En entrant au collège, elle était tombée sur les troisièmes, les têtes de l'établissement, les véritables rois et reines. Son trône s'était effondré et elle avait été éjecté à la place des torturés, avec tous les moches, les pauvres et les idiots qu'elle ignorait auparavant. Son école privée comptait les plus fortunés et catholiques enfants de toute la région. Bien que ses parents possédaient suffisamment d'argent, son manque de foi lui faisait défaut. Elle était charriée, rejetée et certains essayaient de la convertir, profitant de sa jeunesse et de sa naïveté pour la rapprocher du Seigneur – que ce soit les élèves et les professeurs.

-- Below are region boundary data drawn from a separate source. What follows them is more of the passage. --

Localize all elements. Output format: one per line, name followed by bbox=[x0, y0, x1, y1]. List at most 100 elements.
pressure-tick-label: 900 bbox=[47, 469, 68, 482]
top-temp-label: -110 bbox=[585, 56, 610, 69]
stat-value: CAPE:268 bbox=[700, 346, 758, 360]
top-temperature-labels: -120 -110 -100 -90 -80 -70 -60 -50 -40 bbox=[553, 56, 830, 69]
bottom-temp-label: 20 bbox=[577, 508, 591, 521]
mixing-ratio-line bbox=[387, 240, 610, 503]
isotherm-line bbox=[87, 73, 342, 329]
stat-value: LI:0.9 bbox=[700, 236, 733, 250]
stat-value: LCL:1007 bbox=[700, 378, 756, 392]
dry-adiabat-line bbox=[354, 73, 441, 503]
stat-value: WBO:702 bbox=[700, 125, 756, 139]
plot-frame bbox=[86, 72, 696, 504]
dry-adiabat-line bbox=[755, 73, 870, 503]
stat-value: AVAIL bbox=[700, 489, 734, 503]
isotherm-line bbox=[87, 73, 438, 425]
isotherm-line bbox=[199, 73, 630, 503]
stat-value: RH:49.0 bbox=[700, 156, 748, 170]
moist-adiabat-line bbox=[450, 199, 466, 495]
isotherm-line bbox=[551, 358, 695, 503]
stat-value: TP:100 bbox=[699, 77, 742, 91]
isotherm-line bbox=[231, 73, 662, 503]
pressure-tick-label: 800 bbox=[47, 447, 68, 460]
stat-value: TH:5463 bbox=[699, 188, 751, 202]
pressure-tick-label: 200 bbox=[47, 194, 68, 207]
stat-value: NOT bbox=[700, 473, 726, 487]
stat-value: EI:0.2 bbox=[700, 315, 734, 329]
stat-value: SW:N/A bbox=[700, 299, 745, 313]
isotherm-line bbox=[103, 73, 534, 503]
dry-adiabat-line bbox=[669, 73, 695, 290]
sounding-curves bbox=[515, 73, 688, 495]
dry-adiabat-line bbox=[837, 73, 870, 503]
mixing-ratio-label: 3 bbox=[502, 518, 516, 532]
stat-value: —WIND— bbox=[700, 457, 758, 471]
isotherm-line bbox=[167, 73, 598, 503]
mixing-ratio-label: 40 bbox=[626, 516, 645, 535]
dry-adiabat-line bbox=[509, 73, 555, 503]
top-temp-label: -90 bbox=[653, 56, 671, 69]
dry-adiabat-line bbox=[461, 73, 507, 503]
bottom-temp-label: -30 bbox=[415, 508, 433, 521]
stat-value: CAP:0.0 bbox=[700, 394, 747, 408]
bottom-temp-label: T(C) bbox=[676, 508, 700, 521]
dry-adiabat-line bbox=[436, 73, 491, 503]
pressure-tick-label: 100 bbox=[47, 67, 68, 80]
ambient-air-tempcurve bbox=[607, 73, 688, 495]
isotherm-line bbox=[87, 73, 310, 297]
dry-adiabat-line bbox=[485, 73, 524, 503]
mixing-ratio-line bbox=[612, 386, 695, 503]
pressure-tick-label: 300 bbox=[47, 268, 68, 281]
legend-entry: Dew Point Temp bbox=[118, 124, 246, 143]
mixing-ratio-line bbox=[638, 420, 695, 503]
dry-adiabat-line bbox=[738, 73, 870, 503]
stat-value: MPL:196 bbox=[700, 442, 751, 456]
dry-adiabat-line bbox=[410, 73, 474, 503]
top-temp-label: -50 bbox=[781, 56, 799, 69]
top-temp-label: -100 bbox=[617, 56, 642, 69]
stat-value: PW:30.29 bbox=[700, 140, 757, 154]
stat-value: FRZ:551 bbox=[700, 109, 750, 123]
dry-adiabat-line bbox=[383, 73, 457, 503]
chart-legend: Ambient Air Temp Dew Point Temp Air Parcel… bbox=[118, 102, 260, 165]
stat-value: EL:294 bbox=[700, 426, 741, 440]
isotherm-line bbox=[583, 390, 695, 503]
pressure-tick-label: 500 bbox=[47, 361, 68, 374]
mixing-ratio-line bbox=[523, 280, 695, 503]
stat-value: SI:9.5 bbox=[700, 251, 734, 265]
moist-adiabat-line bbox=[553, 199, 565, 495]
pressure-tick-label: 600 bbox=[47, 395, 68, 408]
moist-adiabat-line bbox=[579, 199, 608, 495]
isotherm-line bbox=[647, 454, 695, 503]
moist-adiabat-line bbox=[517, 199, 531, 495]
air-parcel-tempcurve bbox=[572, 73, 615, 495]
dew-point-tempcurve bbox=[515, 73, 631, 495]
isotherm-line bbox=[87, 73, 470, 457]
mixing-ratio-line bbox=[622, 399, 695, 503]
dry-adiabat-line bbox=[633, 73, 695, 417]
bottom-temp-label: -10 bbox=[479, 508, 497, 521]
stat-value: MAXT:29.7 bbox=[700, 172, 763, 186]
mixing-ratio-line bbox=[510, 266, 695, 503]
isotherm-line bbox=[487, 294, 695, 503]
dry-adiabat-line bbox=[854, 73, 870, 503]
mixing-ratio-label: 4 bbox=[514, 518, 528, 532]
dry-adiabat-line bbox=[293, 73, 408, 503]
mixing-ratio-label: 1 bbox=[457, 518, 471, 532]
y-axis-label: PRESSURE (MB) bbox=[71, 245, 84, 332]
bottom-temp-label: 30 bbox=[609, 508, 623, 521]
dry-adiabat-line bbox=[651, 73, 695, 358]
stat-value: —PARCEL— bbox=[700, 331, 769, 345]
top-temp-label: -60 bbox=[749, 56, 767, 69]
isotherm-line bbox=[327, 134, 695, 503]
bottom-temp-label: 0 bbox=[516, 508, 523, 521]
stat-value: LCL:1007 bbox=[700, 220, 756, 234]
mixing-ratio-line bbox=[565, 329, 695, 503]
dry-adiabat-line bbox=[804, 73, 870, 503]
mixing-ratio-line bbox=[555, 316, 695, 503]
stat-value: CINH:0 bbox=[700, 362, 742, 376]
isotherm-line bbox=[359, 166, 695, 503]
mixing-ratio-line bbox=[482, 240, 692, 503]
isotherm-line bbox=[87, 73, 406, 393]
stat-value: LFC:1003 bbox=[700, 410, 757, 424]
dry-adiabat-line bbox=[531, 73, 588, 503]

Les deux premières années, ce stratagème fonctionna à merveille. Elle se rendait gaiement à la chapelle de l'école et s'investissait dans les messes en chantant à plein poumon les paroles religieuses. Ceci exaspérait son père, d'ailleurs. Ses parents n'étaient pas forcément haineux de la foi, ni même contre le fait qu'elle puisse devenir chrétienne. Or, ils voyaient d'un très mauvais œil la manipulation exercée par les enseignants de ce collège. Ils envisagèrent de la transférer dans un autre établissement, mais Evi reprit ses esprits en quatrième.
La religion ne lui servait pas. Aucun dieu ne pouvait empêcher les autres élèves de la marginaliser de force, de la bousculer à ses passages et les professeurs n'aidaient pas, lui faisant souvent des réflexions devant tous les autres sur son absence de foi. Elle leur posait des questions piège à la fin des cours de catéchisme, en pointant un à un toutes les failles de la religion catholique. Des années après, elle comprend l'essentiel : il n'est pas question de croire à une femme vierge et enceinte ou de miracles, mais il s'agit de trouver un guide spirituel dans sa vie. Elle n'avait pas besoin d'une telle personne, alors elle avait tourné le dos volontiers à ces croyants.
Arrivée au lycée, la donne changea. Du privé, elle passa à un lycée public à la douteuse réputation. Certains anciens élèves le décrivaient comme une usine. Elle s'imaginait un endroit sans ami, encore, et sans goût. Trois années de plus sans saveur. Toutefois, cet établissement combla toutes ses douces espérances. Elle redevint dès les premiers jours la reine incontestée, la tendance, la joyeuse, celle que tous voulaient imiter pour avoir l'air cool. Le pouvoir retourna entre ses mains et un choix s'imposa à elle.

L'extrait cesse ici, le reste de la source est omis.